Wilhelmina Svensson was initially active at the Svenska Missionsförbundet station at Mukimbungu, but she then moved to the mission’s Kibunzi station on the north side of the Congo river. There she began to teach a class of young boys at the mission school. She also began to teach women who had sought her out in the hopes that she would teach them to read. Further to her teaching activities Wilhelmina Svensson also ran a medical surgery where people came for treatment and medicine. She was sometimes summoned as a midwife for other female missionaries working with different organisations originating from different countries. Wilhelmina Svensson appears, as far as is known, to have been linguistically talented. She taught her colleagues the local language, and it was stated that she had a better command of English than most of the other missionaries. She translated many hymns from Psaltaren into the local Kikongo language and even composed her own hymn texts in that language. Several of these hymns were printed in the Congolese songbook Minkunga Miayenge. She was the first female delegate to the Congo missionaries’ conference held in early February 1890.

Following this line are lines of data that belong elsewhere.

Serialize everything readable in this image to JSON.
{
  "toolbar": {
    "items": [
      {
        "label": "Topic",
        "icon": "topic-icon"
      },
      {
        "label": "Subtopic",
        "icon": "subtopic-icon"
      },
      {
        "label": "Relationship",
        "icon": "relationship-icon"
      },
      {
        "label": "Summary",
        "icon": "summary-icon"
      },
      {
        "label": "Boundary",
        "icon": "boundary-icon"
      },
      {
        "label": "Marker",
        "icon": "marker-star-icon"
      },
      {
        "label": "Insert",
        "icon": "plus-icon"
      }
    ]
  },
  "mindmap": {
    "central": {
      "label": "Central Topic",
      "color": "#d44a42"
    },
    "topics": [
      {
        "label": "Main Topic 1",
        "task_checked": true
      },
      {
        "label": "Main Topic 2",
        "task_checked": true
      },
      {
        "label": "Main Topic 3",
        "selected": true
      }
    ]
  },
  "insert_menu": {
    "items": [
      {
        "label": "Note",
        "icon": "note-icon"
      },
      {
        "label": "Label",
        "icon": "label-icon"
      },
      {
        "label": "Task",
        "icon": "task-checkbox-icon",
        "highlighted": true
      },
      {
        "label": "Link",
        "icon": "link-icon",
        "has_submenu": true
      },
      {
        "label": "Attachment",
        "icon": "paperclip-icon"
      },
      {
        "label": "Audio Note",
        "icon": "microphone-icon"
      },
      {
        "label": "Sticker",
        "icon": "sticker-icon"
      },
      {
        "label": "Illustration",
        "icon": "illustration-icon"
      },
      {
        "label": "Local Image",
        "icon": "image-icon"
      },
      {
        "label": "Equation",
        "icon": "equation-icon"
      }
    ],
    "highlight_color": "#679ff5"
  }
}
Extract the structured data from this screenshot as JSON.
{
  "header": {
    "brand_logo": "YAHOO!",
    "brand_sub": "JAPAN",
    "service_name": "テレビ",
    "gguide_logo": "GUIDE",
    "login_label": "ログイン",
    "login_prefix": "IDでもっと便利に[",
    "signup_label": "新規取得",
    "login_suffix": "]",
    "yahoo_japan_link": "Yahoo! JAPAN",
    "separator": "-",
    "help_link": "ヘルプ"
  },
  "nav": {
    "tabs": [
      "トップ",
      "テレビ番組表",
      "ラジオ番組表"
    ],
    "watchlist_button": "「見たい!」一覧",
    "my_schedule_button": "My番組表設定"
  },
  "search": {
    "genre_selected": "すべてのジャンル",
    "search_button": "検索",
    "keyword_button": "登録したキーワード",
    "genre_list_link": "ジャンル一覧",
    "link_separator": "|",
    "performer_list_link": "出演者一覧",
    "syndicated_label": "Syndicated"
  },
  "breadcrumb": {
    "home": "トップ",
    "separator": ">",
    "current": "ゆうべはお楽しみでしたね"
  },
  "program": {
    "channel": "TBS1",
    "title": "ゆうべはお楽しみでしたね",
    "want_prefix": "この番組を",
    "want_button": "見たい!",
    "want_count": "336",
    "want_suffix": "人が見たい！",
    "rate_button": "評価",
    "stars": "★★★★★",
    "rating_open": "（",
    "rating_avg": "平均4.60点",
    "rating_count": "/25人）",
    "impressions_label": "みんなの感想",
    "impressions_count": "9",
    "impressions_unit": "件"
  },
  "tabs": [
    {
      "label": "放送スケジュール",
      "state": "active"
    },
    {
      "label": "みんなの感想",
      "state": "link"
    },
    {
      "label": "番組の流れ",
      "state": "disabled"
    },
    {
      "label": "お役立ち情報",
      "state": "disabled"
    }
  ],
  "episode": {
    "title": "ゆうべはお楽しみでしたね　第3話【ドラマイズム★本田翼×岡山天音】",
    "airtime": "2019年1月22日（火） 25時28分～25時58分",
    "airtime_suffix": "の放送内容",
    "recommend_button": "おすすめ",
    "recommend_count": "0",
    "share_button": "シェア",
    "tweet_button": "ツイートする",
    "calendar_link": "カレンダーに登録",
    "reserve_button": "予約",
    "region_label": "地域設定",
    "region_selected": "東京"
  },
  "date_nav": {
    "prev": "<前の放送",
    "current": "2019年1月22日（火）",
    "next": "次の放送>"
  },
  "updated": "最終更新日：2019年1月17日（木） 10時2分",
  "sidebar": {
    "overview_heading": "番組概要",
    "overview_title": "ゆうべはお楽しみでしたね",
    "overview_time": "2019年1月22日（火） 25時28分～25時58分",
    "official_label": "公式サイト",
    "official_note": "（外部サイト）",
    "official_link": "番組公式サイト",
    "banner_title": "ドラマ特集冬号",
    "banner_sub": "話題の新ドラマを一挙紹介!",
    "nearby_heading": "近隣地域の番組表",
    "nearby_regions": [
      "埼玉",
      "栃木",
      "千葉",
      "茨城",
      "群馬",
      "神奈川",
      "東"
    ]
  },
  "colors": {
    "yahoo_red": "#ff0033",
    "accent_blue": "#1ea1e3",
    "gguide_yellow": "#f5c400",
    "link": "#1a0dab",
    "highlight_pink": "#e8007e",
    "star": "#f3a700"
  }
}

Wilhelmina Svensson, as the first female missionary to Congo representing Svenska Missionsförbundet, saw it as her responsibility to show that women also had a role to play in the missionary enterprise. The personal skills she brought to this task were solid: she was independent, intelligent and linguistically talented. Despite her simple background she had determinedly worked to accrue appropriate professional skills. Given her relative youth – she had just turned 27 a few months after her arrival in Congo – she came with several years’ experience in teaching and social work. As E.J. Ekman, the missionary director, wrote in Missionsförbundet following Wilhelmina Svensson’s death: “Mina Svensson’s working days were few in number; however, it is beyond doubt that she initiated efforts amongst the children and women of Congo which will bear rich beneficial fruits in the future.”
Wilhelmina Svensson died of malaria in April 1890, following two years’ missionary work in Congo.